Standing near Pierce's bed, Sarabeth quietly covered the sleeping surgeon with a blanket. She walked back over to where the men were still sitting at the table. She put her hands on her brother's shoulders. He stretched his arm around her waist to pull her closer to him.

"I've been trying to think of words that rhyme with Korea." Sarabeth whispered. "So far, all I've thought of is...diarrhea. Any others?"

"Huntington's Chorea." The major suggested.

"Gonorrhea." Was Crockett's response.





Several words were offered quietly.

"All of which aptly describe Korea." Sarabeth declared in a soft tone. "And, with those lovely words to inspire me, I think I'll go on duty early and see if I can't convince B J to come back to the Swamp to rest. Kellye may need some help, anyway."

"Kellye?" MacAllister didn't look up from the chess board. Nonchalantly, he asked, "Isn't she that pretty, dark-haired nurse who was collecting blood?"

"That's her."

"When she goes off duty, do you reckon Lieutenant Kellye might let me escort her to her tent?"

Sarabeth grinned. "I reckon she might. And, if she won't, the entire nursing staff will gladly volunteer for that honor."

She offered them the cookie tin. "Last call." At their refusals, she placed the container on the table next to the still. "The rest are for B J and Hawkeye." She collected her dishes. "Charles, where is the water bucket you keep for washing?"

"Pierce used it earlier to rinse out his socks." Winchester reported. "I haven't had the opportunity to refill it."

"Well, at least he's finally washing them!" Sarabeth smiled as Crockett helped her into her coat. "I get off at 0100 hours, brother mine. I'd welcome an escort, then."

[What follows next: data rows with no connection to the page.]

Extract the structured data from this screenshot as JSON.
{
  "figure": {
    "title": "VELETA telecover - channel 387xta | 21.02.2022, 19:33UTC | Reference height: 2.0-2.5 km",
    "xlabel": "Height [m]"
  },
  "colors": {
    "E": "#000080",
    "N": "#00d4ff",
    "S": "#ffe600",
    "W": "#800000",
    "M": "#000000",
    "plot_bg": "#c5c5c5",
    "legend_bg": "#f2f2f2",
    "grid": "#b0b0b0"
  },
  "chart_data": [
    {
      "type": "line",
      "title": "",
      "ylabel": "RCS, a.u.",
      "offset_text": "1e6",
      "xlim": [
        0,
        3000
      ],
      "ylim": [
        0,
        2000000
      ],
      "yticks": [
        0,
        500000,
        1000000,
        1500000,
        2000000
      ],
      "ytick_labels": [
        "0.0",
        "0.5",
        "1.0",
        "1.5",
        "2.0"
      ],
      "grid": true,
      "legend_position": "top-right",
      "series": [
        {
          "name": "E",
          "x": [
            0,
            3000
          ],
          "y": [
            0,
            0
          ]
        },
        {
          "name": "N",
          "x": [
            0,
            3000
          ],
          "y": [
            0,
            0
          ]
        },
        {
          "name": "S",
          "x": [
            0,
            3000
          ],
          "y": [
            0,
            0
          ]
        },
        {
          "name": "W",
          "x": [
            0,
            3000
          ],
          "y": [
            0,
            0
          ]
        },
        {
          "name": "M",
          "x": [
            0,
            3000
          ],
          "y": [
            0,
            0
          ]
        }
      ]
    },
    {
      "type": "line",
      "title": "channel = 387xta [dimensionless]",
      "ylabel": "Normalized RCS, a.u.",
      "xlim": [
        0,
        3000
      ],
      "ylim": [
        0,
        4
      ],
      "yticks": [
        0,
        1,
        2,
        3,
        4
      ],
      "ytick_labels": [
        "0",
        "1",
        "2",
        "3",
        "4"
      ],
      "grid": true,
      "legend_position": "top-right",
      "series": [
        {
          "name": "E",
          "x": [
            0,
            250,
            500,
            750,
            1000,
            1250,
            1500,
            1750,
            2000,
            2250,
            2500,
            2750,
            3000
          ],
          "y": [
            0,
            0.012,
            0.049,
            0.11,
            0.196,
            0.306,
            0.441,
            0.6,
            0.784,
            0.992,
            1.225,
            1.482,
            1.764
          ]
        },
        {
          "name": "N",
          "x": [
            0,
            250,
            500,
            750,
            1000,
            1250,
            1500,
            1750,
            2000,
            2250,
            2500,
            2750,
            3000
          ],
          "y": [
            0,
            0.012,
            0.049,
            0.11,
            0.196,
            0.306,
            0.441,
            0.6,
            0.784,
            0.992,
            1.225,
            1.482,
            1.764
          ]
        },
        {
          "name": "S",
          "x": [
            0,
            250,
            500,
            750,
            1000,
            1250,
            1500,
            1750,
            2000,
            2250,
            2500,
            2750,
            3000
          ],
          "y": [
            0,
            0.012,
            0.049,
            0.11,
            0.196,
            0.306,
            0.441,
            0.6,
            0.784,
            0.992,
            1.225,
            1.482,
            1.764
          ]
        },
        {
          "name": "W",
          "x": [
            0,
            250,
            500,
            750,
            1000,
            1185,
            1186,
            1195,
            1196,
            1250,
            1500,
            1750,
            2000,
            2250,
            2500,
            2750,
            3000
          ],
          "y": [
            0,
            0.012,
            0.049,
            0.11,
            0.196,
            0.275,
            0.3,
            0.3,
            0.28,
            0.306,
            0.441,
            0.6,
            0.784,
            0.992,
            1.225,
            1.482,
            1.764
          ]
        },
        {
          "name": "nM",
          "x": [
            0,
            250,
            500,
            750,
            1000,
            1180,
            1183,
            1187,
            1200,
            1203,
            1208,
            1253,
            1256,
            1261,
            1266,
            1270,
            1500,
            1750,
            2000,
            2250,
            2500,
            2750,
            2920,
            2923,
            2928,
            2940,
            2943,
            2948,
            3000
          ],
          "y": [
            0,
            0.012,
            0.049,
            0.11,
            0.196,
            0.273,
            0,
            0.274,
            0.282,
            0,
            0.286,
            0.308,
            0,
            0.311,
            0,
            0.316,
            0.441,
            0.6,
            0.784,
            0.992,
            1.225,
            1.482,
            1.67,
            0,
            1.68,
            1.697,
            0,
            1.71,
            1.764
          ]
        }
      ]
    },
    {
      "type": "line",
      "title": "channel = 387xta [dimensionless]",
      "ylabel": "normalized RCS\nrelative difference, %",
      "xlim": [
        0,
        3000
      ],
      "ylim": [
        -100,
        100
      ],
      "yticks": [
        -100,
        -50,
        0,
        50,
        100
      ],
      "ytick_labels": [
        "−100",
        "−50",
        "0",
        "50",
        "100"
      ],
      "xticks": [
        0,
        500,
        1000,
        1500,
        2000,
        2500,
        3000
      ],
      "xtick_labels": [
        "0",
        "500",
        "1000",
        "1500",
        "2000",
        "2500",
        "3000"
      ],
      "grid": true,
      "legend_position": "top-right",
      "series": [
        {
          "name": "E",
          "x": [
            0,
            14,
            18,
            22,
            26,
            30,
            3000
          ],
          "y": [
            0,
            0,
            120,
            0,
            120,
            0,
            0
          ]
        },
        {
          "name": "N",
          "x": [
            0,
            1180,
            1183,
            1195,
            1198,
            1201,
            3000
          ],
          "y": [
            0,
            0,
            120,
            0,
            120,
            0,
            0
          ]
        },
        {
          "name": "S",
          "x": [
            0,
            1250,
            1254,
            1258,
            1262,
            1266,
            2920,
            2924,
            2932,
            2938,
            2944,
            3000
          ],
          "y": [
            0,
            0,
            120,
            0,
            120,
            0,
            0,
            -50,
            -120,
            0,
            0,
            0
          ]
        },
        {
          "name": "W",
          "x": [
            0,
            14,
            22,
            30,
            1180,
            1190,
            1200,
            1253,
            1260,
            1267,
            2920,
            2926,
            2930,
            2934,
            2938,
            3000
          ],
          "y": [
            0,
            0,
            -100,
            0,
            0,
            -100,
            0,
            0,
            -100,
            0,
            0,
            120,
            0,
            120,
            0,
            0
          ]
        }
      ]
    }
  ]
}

"I'll be there." Her brother promised her. "Major, do you want me to leave, as well?" The older MacAllister offered. "So you can get ready for duty?"

"Not at all, Colonel. Let's finish this tie breaker, shall we?"


Releasing her after a quick kiss, Crockett watched Sarabeth through the door screen. He waited until she was inside her quarters before returning to his seat. His expression was troubled.

"How many sisters do you have, Winchester?"

"Only one. And I am very grateful that I do not have to worry about her being in this hellhole."

They resumed their chess game. For a few minutes, Crockett was silent. Then he said, "I could have her transferred to Tokyo General or even to a stateside hospital. And I probably should. But I know my sister. She's so fiercely independent! Short of chaining her to the operating table, there's no way you can keep her where she doesn't want to be."

Winchester grinned at the man. "I have noticed that she is rather...determined."

MacAllister grinned back at him. "You can call her hard-headed. I have...on occasion."

"Sarabeth told me that the people who call her hard-headed are wrong."

Crockett laughed. "Does she tease you a lot, Winchester?"

"All the time."

"Do you mind?"

"I grumble about it. Actually, however, I enjoy it."